User Enrollment for iOS/iPadOS devices
In iOS 13 and macOS 10.5 (Catalina), Apple introduced an additional method of device management called User Enrollment. User Enrollment is a modified version of the MDM protocol with a greater focus on user privacy.
Apple has announced the introduction of a new type of enrollment called User Enrollment for iOS 13, iPadOS, and macOS 10.15 Catalina devices. To prepare for User Enrollment release, ensure that your current Device Configuration policies will apply in a predictable manner to User Enrolled devices.
These settings are also available for devices enrolled through Device Enrollment and Automated Device Enrollment (previously known as DEP).
All settings supported by Intune that Apple allows on User Enrollment devices will continue to work on these devices using your current policies.
Settings that are available for devices enrolled through User Enrollment apply to all enrolled devices.
Settings that are not marked as available for User Enrollment will not be applied to devices enrolled through User Enrollment. For example, if you block AirPrint on an iOS device that was enrolled through User Enrollment, AirPrint will not be blocked because that device restriction requires a supervised iOS device running iOS 11.0+.
Additional Information for User Enrollment
Here’s what an MDM server can *not* do for devices in User Enrollment mode in iOS 13:
The MDM server cannot erase the device.
Personal apps are not visible to the MDM server.
Personal apps cannot be converted to MDM managed apps.
Device passcodes cannot be cleared by the MDM server. (i.e. unlock the device).
The MDM server cannot set a long, complex device passcode requirement.
It cannot configure a device-wide VPN or Wi-Fi proxy, nor can it do any management of the cellular functionality.
Device identifiers like the UDID, serial number, and IMEI are not visible to the MDM server.
In User Enrollment, the MDM server can still do everything needed to manage enterprise apps, accounts, and data:
Apps and accounts can be installed and configured.
It can enforce a six-digit passcode.
The MDM server can query data related to enterprise-managed apps, certificates, and profiles.
It can configure a per-app VPN for apps, mail, contacts, and calendars that have been installed by the MDM server.
The device will be associated with a unique enrollment ID, which changes each time a device is re-enrolled.
Some restrictions such as managed open in, managed contacts, managed data on the lock screen, and several others can be enforced by the MDM server.
Use case for User Enrollment
When employees bring their own devices to work, it is difficult to convince them to grant you permission to look at the apps they have installed, remove their password at any time, or wipe their devices. You are likely to find yourself in this situation if employees are using their own devices in the deployment process
User enrollment doesn't appear to be very practical except in BYOD scenarios. In the event a business owns the hardware being managed, it is likely to want the ability to unlock, track, and recover the devices as needed. In the future, as business requirements evolve, using User Enrollment may prove too restrictive if not immediately initiated.
In case you want to understand more on Managed Apple ID and how we can setup, please refer my previous post for SCIM setup.
Create an enrollment type profile for iOS/iPadOS
The User Enrollment can be handled by using an enrollment profile. Users are given a configuration of this enrollment type profile based on their assignment to it.
In the Microsoft Endpoint Manager admin center, choose Devices > iOS/iPadOS > iOS enrollment > Enrollment types (preview)
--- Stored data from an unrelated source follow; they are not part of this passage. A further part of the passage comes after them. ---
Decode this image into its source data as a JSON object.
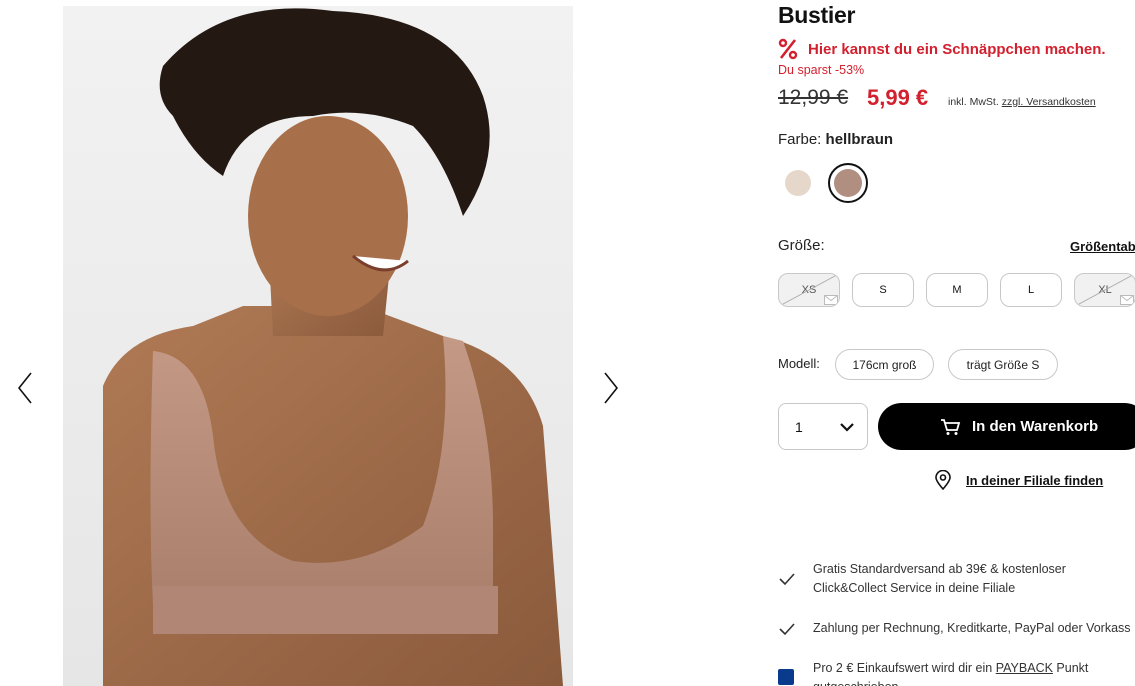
{
  "product": {
    "title": "Bustier",
    "deal_text": "Hier kannst du ein Schnäppchen machen.",
    "savings": "Du sparst -53%",
    "old_price": "12,99 €",
    "new_price": "5,99 €",
    "tax_prefix": "inkl. MwSt.",
    "shipping_link": "zzgl. Versandkosten",
    "accent_color": "#d3202e"
  },
  "color": {
    "label": "Farbe:",
    "selected": "hellbraun",
    "swatches": [
      {
        "name": "light-beige",
        "hex": "#e5d8cb"
      },
      {
        "name": "hellbraun",
        "hex": "#b08e80",
        "selected": true
      }
    ]
  },
  "size": {
    "label": "Größe:",
    "table_link": "Größentab",
    "options": [
      {
        "label": "XS",
        "available": false
      },
      {
        "label": "S",
        "available": true
      },
      {
        "label": "M",
        "available": true
      },
      {
        "label": "L",
        "available": true
      },
      {
        "label": "XL",
        "available": false
      }
    ]
  },
  "model": {
    "label": "Modell:",
    "height": "176cm groß",
    "size_worn": "trägt Größe S"
  },
  "cart": {
    "quantity": "1",
    "add_label": "In den Warenkorb",
    "store_link": "In deiner Filiale finden"
  },
  "usps": {
    "shipping_line1": "Gratis Standardversand ab 39€ & kostenloser",
    "shipping_line2": "Click&Collect Service in deine Filiale",
    "payment": "Zahlung per Rechnung, Kreditkarte, PayPal oder Vorkass",
    "payback_prefix": "Pro 2 € Einkaufswert wird dir ein",
    "payback_brand": "PAYBACK",
    "payback_suffix": "Punkt",
    "payback_line2": "gutgeschrieben"
  },
  "icons": [
    "chevron-left-icon",
    "chevron-right-icon",
    "heart-icon",
    "percent-icon",
    "chevron-down-icon",
    "cart-icon",
    "location-pin-icon",
    "checkmark-icon",
    "payback-icon"
  ]
}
Create enrollment Profile > provide meaningful Name and Description
On the Settings page, select one of the following options for Enrollment type:
Device enrollment: This profile will enable device enrollment for all users.
User enrollment: Each user in this profile uses User Enrollment.
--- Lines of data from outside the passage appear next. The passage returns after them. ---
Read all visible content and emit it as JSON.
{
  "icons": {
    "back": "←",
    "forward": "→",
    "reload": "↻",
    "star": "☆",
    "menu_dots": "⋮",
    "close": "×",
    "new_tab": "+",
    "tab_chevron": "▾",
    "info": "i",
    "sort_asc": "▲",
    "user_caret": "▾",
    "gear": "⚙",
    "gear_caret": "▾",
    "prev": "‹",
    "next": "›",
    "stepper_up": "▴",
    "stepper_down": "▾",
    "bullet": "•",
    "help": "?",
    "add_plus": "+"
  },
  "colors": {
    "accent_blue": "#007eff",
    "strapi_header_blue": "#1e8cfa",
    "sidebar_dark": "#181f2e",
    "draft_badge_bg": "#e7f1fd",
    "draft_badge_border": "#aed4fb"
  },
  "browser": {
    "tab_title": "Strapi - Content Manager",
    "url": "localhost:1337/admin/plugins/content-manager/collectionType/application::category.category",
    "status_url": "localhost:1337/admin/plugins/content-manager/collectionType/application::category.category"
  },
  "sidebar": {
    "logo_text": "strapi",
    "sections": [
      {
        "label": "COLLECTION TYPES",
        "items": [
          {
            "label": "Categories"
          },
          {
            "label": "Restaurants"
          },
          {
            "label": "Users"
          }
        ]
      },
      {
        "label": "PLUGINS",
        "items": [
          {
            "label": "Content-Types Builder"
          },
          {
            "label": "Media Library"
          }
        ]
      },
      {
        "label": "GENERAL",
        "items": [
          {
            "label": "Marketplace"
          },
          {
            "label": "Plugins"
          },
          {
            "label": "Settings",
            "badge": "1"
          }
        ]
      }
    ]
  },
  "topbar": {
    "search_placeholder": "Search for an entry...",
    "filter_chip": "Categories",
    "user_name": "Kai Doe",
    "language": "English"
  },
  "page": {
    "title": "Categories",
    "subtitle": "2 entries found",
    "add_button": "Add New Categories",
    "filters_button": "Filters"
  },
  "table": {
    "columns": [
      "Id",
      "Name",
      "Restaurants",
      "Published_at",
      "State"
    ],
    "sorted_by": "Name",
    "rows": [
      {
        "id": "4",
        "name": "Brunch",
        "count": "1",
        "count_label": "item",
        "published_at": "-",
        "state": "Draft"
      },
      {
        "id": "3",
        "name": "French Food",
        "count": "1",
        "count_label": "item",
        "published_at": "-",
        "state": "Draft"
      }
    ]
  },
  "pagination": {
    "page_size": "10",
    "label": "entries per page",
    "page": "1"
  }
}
Determine based on user choice: All members of this group will have the choice of which enrollment type they want to use. In the enrollment process, users can choose the ownership of their device, either I own this device or (Company) owns this device.
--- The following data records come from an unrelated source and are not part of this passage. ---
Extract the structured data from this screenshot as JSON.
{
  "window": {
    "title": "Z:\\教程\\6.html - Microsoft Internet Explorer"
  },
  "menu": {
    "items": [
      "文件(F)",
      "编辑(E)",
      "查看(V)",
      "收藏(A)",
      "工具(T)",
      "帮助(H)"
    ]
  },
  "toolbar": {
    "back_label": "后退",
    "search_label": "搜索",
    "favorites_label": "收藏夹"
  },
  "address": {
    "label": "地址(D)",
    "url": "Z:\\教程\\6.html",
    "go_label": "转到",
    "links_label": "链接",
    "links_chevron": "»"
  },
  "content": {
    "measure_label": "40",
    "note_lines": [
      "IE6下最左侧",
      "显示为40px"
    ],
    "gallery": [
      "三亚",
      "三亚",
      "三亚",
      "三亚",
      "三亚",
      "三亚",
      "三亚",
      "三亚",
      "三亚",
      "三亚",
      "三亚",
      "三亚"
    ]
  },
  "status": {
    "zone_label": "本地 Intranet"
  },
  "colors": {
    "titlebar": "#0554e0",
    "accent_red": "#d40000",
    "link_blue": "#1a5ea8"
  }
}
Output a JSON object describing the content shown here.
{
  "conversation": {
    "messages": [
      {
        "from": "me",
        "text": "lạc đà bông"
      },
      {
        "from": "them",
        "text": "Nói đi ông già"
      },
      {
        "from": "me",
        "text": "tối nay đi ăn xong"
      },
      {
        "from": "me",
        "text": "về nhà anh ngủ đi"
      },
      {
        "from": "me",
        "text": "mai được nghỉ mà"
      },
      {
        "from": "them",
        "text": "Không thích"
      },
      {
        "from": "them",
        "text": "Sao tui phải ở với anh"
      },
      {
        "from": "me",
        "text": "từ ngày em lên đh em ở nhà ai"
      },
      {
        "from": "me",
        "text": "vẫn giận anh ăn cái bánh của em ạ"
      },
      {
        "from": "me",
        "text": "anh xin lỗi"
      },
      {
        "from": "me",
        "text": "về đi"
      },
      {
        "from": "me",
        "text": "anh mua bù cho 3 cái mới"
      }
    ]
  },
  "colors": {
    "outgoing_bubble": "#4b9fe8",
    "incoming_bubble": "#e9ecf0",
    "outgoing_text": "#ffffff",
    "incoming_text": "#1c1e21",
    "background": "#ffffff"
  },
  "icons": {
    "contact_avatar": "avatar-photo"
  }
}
On the Assignments page, configure the assignment of the profile and click Next.
Note: Since this feature is based on user identities, the assignment must be a user group.
On the Review + create page, verify the configuration, and click Create.
An end-user's experience when enrolling their personal iOS device.
Download and install the Company Portal app
Open the Company Portal app and sign in using a work or school account.
On the Set-up access page, tap Begin.
On the Select device and enrollment type page, select I own this device and select Secure work-related apps and data only and tap Continue.
You will be prompted to download and install Microsoft Authenticator (Does not necessary to sign in Authenticator at this stage)
On the Device management and privacy screen, read through the list of device information your organization can and cannot see. Then tap Continue.
Back on the Set-up access page, tap Continue.
On the This website is trying to download a configuration profile. Do you want to continue - dialog-box, tap Allow.
On the Profile Download dialog box, tap Close.
Open the Settings app and tap on Enroll.
On the User Enrollment page, review the information and tap Enroll My iPhone
Enter your device Passcode.
Return to company portal setup and click Continue.
Complete setup process with check device settings.